Распятие, подумал Борис. Как это похоже. Смерть матери… Тяжелый грузовик таранит автобус, и ни на ком ни царапины. Только одна жертва, распятая осколками оконного стекла.
— А на лбу Анны, — продолжал Верстовский, — эта молния выжгла что-то наподобие треугольника. Он был иссечен внутри как бы штрихами наискосок, словно нанесенными раскаленным ножом.
— Хватит, — сказал Борис.
— Я вас предупреждал. Теперь вы знаете, и что? Легче вам стало?
— Я спрашивал не для того, чтобы мне стало легче.
— Я сам, — сказал Верстовский, поднявшись со стула и глядя в окно на редкие кружевные облака, — задавал себе множество вопросов. Пусть я не принадлежу напрямую к вашей семье, все это в какой-то мере касается и меня.
— И какие ответы вы нашли?
— Никаких.
Борис тоже встал, а за ним и Оля.
— Я приношу вам извинения, — проговорил Борис, — за то, что мы… Разбередили все это.

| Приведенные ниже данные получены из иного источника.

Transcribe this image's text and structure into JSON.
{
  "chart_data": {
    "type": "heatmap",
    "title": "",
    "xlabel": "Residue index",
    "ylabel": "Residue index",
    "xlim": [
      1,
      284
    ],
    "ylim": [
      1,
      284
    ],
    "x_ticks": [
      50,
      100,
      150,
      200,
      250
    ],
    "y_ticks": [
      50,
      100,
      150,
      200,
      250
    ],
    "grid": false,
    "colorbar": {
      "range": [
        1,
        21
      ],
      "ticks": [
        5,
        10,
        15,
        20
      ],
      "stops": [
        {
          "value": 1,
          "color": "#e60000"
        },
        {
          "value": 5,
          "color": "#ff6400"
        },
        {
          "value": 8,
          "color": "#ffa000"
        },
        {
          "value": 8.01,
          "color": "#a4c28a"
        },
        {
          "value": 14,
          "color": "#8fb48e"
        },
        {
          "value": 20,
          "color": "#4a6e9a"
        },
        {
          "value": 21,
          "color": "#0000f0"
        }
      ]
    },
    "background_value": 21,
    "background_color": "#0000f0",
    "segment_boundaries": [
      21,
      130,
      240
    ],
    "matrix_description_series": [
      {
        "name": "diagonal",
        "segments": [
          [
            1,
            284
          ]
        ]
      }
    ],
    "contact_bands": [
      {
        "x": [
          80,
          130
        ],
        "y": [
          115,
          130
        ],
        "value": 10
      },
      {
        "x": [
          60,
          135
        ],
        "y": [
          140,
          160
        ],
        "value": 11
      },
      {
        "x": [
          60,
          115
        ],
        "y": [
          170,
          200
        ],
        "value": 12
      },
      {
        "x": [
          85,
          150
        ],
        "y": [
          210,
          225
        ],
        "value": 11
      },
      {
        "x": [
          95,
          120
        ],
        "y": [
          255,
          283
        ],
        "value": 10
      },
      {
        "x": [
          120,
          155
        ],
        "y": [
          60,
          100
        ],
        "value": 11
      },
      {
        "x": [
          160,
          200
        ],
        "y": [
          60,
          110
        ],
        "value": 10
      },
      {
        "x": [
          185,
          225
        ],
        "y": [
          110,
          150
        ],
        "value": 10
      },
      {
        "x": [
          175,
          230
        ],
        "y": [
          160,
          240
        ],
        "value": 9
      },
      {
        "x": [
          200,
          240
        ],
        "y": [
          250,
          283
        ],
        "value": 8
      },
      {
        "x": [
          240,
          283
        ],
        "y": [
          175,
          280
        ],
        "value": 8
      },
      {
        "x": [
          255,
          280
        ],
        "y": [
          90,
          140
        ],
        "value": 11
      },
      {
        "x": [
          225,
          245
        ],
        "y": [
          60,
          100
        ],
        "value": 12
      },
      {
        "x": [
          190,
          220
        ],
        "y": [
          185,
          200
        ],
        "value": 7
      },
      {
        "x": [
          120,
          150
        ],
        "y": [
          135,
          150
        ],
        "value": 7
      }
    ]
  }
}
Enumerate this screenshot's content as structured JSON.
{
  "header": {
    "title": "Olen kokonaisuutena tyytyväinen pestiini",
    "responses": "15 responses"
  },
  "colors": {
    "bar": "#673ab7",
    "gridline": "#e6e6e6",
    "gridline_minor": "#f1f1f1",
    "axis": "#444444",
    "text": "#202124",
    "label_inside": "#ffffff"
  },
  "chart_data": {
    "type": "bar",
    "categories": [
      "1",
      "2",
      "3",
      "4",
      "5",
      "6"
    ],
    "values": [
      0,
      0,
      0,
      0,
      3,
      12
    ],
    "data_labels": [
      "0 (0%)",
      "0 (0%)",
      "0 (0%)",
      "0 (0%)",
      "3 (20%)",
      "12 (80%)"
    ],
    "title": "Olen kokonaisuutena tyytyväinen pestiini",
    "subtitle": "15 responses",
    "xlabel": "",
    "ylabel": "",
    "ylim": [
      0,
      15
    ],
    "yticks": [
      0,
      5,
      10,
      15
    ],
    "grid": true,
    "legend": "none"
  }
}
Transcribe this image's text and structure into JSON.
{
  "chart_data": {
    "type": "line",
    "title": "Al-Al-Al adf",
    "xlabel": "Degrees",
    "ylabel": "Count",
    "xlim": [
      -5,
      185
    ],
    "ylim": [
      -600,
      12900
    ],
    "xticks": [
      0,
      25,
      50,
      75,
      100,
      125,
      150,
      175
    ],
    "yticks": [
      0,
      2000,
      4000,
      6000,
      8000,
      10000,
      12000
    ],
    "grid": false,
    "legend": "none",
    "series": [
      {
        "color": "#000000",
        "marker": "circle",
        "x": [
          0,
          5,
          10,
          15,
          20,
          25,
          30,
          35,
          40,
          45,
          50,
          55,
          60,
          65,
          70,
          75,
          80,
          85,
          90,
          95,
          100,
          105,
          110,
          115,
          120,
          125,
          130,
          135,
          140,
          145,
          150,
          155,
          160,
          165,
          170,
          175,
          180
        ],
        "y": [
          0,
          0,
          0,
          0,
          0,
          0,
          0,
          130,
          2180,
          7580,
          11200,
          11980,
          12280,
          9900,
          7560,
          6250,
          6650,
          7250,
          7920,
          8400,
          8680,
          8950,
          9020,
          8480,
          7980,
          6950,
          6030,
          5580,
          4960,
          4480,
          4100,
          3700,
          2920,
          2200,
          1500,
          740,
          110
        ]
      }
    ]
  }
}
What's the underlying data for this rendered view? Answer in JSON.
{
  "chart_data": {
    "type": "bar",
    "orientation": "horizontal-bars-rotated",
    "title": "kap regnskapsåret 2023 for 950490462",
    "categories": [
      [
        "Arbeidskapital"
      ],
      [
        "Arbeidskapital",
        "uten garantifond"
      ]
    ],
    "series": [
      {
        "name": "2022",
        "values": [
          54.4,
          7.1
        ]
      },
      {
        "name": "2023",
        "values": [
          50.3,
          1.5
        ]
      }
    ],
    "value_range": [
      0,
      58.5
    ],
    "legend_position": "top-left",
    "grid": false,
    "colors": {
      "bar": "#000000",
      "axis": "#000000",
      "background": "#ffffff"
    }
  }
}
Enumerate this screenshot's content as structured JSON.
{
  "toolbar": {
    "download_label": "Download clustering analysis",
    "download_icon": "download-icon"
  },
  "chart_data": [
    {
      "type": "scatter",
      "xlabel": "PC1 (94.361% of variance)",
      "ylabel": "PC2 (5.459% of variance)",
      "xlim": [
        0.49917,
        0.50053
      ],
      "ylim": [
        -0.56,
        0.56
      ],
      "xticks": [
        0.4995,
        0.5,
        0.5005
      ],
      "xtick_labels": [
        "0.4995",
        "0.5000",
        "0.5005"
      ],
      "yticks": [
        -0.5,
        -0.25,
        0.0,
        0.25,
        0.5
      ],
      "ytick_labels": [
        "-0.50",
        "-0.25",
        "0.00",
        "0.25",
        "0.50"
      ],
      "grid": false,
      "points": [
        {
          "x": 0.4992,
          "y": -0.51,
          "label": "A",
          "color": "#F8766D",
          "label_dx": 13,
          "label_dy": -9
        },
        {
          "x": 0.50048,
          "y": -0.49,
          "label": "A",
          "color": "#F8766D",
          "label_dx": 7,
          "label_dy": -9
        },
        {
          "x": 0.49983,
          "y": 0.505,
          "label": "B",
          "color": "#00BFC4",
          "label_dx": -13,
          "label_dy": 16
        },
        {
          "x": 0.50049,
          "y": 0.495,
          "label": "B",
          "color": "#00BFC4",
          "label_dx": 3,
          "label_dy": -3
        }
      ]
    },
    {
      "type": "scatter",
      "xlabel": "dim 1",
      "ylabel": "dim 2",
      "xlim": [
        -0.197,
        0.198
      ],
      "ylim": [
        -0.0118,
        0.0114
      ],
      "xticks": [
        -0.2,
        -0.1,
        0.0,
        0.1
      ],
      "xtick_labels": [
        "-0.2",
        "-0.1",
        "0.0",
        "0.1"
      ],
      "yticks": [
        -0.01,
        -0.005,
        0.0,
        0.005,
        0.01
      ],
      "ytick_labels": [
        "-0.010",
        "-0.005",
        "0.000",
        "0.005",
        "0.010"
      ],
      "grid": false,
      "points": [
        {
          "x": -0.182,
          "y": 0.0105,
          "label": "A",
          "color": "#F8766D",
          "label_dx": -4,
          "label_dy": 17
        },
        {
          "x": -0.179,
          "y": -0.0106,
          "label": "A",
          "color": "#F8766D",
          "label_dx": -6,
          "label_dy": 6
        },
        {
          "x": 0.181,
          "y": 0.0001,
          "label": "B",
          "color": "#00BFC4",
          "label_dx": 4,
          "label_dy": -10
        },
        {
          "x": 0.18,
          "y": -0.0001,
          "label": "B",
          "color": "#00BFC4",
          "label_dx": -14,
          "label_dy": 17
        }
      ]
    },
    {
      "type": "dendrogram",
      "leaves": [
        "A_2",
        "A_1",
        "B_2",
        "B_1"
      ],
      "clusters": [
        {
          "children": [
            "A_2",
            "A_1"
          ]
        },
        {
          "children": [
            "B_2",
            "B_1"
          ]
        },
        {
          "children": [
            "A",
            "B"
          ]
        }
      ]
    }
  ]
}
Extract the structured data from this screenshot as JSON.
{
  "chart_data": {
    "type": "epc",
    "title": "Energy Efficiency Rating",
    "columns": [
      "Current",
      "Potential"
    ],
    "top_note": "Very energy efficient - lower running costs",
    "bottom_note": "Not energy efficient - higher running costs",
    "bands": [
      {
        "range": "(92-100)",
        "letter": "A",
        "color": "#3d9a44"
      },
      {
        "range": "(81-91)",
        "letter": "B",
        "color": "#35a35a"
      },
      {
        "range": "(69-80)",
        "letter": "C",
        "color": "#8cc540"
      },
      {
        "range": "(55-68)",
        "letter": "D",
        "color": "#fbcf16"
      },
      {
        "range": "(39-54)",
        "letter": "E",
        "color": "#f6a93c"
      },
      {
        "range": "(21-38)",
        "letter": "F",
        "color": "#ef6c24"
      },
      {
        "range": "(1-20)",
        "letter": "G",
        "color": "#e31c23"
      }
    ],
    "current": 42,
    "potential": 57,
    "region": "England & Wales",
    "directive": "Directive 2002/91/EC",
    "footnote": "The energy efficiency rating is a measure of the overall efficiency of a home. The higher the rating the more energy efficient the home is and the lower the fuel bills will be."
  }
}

— Что вы, какие извинения, — отмахнулся Верстовский. — Ничего уж не убавишь и не прибавишь. Я вот не знаю, правильно ли я поступил, когда рассказал…
— Вы поступили правильно.
— И я чем-то… Помог вам?
— Вы осветили темные углы, а это…
— Какое там осветил, — Верстовский с досадой махнул рукой. — Тьма это все, сплошная тьма.
4.
Сидя в машине у дома Верстовского, Борис и Оля долго не произносили ни слова. Наконец, Оля прервала это затянувшееся молчание вполне естественным вопросом.
— Так, а теперь что?
— Теперь… Ну, теперь я хотя бы знаю, почему это произошло именно со мной.
— И почему же?
— Как почему? Потому что я — Кордин…
— Ты не Кордин, — разделяя слова, произнесла Оля. — Ты всего лишь потомок его сестры, да и то изрядно разбавленных кровей. Ты внешне похож на него, но генетика выкидывает еще и не такие штучки через поколения. Забудь об этом. Ты не Кордин.
— Уговорила, — со вздохом сказал Борис. — Я не Кордин. Но похоже, кто-то там наверху… Или скорее, внизу — считает иначе…
— Перестань. Лучше подумаем, что нам дальше делать.
— Дальше?.. А дальше пора звонить Монку. Только я не взял ни его карточки, ни мобильника… Придется домой возвращаться.
— Назначишь ему встречу?
— Да. Я хочу его выслушать.
— А если он не захочет говорить? По-моему, он стоит на своих миллионах, как скала, и с этой позиции его не спихнешь.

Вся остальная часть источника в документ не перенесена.